The revelations discuss what seems like eternal community, past and future:
Now the Lord had shown unto me, Abraham, the intelligences that were organized before the world was; and among all these there were many of the noble and great ones... (Abraham 3:22).
And that same sociality which exists among us here will exist among us there, only it will be coupled with eternal glory, which glory we do not now enjoy" (D&C 130:2).

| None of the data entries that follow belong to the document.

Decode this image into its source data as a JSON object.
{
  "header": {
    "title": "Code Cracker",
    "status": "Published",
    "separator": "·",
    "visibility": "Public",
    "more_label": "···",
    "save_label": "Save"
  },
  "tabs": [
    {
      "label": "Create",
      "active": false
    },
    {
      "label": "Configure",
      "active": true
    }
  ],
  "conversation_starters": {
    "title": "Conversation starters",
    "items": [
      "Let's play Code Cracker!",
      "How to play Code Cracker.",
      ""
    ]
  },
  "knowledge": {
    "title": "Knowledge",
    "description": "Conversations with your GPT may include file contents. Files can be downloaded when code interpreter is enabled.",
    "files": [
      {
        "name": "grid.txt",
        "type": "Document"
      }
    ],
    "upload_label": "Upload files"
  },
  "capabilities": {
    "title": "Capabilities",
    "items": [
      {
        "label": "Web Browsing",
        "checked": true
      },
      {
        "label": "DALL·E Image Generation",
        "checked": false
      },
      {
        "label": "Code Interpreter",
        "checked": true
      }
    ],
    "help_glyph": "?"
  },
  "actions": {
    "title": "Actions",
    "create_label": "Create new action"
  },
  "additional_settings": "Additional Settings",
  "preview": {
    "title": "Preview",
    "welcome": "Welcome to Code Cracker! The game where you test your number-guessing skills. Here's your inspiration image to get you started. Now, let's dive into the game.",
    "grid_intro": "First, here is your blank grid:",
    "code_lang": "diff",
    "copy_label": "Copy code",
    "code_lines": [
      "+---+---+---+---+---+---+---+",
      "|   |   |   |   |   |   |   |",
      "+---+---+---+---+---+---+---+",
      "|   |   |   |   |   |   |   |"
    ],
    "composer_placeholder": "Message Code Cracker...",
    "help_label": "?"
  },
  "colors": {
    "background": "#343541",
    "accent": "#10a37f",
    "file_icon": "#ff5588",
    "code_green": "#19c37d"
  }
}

I'm considering the relationship between individuality and community and how one affects the other. Depending on the approach to the question and the tools used to assess it, we might arrive at different conclusions. An evolutionary biologist may see things differently than a clinical psychologist or a cultural anthropologist or a prophet of God. Right now I want to focus on how environment and community affect individuality, and I am taking it for granted that such is the case. In Fahreed Zakaria's book The Post-American World he talks about the effects of globalization. With better means of transportation and communication the world is shrinking in new ways. Signs of "westernization" are seen in countries all over the world. In Japan we might stop in at McDonald's or Starbucks, we'll hear Michael Jackson songs playing in stores. Some are seeing signs of the "death of the old order" with the rise of what Zakaria calls "mass culture." McDonald's, blue jeans and rock music are crowding out older ways of eating, dressing and singing. Zakaria notes there are still very distinctive differences in culture despite the increasing similarities, though Japan may seem to some like “another prosperous and modern Western country with some interesting quirks”1. A full fourth of the world can speak and understand English on some level. Zakaria wonders whether a common language makes people think in similar ways.

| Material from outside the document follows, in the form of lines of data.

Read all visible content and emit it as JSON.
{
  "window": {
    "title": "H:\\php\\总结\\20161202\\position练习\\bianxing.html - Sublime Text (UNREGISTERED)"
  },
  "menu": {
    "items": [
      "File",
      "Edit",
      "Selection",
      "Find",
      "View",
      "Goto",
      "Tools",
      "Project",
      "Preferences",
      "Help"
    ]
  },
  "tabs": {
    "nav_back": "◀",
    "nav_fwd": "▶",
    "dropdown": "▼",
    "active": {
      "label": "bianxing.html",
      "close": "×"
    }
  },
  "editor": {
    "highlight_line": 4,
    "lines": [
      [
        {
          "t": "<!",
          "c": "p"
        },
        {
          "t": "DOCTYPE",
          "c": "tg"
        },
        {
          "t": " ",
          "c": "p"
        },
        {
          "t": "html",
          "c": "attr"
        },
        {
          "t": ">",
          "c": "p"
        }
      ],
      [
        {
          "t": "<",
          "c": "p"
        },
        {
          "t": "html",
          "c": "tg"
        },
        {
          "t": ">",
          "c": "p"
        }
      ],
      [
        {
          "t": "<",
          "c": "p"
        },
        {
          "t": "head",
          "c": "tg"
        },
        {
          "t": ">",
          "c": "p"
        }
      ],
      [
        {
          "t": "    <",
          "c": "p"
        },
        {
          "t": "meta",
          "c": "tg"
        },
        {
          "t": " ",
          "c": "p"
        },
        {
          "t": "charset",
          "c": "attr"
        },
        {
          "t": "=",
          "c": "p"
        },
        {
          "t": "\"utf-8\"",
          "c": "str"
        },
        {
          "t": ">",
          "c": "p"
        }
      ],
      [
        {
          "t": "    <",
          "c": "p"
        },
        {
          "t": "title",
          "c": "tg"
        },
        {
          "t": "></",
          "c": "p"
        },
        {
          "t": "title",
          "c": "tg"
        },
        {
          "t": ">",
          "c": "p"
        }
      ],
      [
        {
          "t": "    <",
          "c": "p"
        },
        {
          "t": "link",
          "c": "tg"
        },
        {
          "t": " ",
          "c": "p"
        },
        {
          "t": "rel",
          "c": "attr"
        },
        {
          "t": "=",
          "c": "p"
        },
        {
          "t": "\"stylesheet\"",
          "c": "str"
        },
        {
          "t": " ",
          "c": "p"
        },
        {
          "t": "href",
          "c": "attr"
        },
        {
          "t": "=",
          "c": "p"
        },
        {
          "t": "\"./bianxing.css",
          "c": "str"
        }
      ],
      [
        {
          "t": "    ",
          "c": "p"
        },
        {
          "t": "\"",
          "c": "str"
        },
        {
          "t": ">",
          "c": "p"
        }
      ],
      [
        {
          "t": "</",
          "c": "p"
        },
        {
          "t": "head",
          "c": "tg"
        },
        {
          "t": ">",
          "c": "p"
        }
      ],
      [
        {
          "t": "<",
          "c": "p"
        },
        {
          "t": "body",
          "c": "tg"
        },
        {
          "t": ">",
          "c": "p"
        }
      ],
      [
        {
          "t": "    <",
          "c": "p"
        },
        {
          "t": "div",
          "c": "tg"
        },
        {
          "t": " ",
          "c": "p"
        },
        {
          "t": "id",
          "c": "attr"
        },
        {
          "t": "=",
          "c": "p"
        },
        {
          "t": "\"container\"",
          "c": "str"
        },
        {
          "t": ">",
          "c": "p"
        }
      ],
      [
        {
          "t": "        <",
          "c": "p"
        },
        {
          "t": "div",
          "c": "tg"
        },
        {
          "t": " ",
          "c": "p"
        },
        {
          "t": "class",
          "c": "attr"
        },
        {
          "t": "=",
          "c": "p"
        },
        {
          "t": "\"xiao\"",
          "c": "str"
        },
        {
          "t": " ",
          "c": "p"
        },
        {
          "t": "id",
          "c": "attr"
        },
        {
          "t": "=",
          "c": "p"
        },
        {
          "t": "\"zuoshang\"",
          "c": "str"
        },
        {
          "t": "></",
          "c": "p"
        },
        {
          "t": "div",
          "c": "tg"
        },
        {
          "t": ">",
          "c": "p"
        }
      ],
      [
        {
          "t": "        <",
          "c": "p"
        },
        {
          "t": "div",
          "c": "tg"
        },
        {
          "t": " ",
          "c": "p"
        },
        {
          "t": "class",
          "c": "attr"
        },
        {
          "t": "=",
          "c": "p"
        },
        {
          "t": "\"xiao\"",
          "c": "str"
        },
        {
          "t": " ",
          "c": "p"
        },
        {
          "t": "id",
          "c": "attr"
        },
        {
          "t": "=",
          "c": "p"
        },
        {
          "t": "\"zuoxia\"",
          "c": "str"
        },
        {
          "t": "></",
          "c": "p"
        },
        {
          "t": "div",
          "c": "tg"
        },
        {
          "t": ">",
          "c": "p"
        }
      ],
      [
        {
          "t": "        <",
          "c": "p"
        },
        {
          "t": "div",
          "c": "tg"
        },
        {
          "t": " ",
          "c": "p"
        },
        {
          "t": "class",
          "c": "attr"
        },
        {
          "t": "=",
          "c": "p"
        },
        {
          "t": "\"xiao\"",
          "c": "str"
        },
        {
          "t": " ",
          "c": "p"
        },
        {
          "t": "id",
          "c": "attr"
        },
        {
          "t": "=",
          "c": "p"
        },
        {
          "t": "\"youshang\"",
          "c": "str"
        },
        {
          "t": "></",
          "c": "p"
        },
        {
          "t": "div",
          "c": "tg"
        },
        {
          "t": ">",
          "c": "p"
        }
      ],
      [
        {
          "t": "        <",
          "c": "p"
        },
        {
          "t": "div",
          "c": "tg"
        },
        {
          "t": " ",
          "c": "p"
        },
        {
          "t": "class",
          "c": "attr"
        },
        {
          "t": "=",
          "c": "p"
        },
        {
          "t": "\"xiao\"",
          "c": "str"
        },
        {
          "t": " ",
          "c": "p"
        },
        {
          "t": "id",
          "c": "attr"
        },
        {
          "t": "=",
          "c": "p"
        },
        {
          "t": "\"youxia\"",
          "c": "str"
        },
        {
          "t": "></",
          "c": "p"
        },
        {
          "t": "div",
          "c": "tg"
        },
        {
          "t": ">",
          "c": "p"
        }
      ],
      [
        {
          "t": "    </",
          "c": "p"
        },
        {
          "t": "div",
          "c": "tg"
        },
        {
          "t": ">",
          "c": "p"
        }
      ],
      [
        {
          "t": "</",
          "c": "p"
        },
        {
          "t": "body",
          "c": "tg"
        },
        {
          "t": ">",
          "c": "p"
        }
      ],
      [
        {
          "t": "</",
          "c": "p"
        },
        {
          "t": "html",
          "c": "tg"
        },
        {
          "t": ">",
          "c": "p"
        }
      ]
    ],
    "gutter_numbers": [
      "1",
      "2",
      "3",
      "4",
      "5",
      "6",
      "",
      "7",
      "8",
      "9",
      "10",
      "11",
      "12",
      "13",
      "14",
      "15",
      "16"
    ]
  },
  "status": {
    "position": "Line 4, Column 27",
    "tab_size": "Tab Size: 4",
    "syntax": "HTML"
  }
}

All this is to say the proximity and accessibility leads to interchange of ideas, products, hairstyles, goals and desires. All of this change worries the status quo: “We have left the past behind and there is an underlying unease that there will be nothing left of us which is part of the old." Zakaria recognizes that many values are slower to change. Nevertheless, "in general, and over time, growing wealth and individual opportunity does produce a social transformation. Modernization brings about some form of women’s liberation. It overturns the hierarchy of age, religion, tradition, and feudal order. And all of this [thus far] makes societies look more and more like those in Europe and North America."2
People throughout the world not only help to shape but are shaped by the individuals around them and the larger communities of which they are a part. How does this idea of change affect the LDS views of individual intelligences and the continuation of sociality in the (anachronistically-called) afterlife? Will the very makeup of "degrees of glory" and those of whom those degrees are comprised provide such a different backdrop so as to change our very identities? The possibility of losing parts of our identity we currently consider important, maybe even fundamental. I've already seen some of this sloughing off occur in myself when I think back to who I was in High School and how the circumstances affected who I was. When I consider how much my surroundings, including those I love, affect who I am I can't help but wonder about who I will be in eternity. In certain ways the very act of resurrection will cause us to lose parts of ourselves, though I'm inclined to think it will be for the better. Suddenly, Eric Clapton's song became much more interesting to me.
Would you know my name
if i saw you in heaven?
Would it be the same
if i saw you in heaven?
FOOTNOTES:
[1]Fahreed Zakaria, The Post-American World, W.W. Norton & Co. (2008), p. 79.
[2]
Zakaria, pp. 80-81.
[3]
Image: Sam Brown, "it's much less crowded on the inside" 24 April 2007, Exploding Dog Comics.